Overview
This strategy is a mean reversion trading system based on weekly pivot points. It determines entry and exit points by calculating weekly support (S1-S4) and resistance (R1-R4) levels. The strategy employs a stepped position building approach, executing multiple buys at different support levels and taking profits at corresponding resistance levels. This method effectively utilizes market volatility characteristics and performs well in range-bound markets.
Strategy Principles
The core mechanism calculates the pivot point for the current week using the previous week's high, low, and closing prices, then determines multiple support and resistance levels based on preset point distances.
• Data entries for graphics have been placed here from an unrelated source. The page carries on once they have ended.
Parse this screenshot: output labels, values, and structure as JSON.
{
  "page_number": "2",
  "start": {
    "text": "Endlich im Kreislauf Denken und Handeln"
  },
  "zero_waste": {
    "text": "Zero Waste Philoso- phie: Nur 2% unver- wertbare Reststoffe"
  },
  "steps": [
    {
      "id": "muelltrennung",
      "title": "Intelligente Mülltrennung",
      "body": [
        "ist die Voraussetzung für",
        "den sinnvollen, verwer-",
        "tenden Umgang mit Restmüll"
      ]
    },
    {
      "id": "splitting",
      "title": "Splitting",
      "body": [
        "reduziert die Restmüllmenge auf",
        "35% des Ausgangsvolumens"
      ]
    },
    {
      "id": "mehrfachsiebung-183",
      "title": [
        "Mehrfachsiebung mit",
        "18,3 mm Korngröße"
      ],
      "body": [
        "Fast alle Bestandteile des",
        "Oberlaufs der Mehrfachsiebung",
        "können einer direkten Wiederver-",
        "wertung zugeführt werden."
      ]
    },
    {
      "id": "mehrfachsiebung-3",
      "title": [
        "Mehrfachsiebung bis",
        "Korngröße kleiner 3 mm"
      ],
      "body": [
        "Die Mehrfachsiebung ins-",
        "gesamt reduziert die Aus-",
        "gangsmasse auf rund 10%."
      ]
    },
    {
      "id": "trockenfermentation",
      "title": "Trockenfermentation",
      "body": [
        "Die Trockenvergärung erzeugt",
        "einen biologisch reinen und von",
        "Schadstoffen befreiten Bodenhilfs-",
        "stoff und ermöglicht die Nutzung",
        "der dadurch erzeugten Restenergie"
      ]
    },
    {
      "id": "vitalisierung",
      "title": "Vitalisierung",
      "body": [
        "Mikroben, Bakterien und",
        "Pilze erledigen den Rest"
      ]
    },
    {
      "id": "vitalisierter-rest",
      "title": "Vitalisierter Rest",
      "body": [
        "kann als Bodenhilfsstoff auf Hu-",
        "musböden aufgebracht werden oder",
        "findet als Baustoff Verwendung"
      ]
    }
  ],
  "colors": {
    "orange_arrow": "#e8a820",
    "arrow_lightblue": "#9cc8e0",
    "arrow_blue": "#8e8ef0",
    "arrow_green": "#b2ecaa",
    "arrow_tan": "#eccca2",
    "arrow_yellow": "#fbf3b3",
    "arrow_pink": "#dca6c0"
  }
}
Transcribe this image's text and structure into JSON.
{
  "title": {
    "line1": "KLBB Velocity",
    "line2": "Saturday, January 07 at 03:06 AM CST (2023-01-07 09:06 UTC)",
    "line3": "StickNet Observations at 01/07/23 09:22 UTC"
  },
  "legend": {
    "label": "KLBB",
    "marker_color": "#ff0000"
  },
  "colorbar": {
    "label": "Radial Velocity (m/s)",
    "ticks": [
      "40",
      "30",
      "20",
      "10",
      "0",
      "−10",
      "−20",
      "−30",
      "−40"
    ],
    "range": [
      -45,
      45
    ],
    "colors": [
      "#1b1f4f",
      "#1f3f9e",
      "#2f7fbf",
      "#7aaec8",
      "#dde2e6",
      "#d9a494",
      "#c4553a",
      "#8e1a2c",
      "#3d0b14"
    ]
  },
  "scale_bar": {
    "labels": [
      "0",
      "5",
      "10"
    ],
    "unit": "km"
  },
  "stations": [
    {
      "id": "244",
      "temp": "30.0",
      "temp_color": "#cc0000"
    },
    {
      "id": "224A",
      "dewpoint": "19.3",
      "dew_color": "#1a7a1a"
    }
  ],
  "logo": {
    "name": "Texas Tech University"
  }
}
Buys are executed when price touches support levels, with profit targets set at corresponding resistance levels. The specific formula is:
Pivot Point = (Previous Week's High + Previous Week's Low + Previous Week's Close) / 3
The strategy allows up to 4 concurrent positions, each corresponding to different support and resistance levels. All positions are recalculated at the beginning of each week. This design ensures trading continuity while adapting to market changes.
Strategy Advantages
- Clear trading logic that is easy to understand and execute
- Stepped position building approach reduces single trade risk
- Weekly level support/resistance reduces daily noise impact
- Parameters can be flexibly adjusted for different markets
- Risk control through percentage-based position sizing
- No time-based forced exits, allowing sufficient profit potential
Strategy Risks
- Absence of stop-loss may lead to significant drawdowns in trending markets
- Multiple positions may tie up substantial capital
- False signals may occur in highly volatile markets
- Improper support level settings may result in suboptimal entry positions
To mitigate risks, consider adding trend filters to only enter during uptrends and implementing dynamic ATR-based stop-losses.
Optimization Directions
- Add volume confirmation mechanism to improve entry signal reliability
- Incorporate technical indicators like RSI for overbought/oversold filtering
- Develop multiple timeframe confirmation to reduce false signals
- Optimize position management system with dynamic position sizing based on volatility
- Include correlation analysis to avoid simultaneous positions in highly correlated markets
Summary
This is a mean reversion strategy based on classical technical analysis theory, capturing trading opportunities through weekly support and resistance level breakouts and reversals. The strategy design is concise yet flexible, suitable for markets with significant volatility. Through proper parameter optimization and risk management, this strategy can maintain stable performance across different market environments. Traders are advised to thoroughly test parameter settings and make appropriate adjustments based on specific market characteristics before live trading.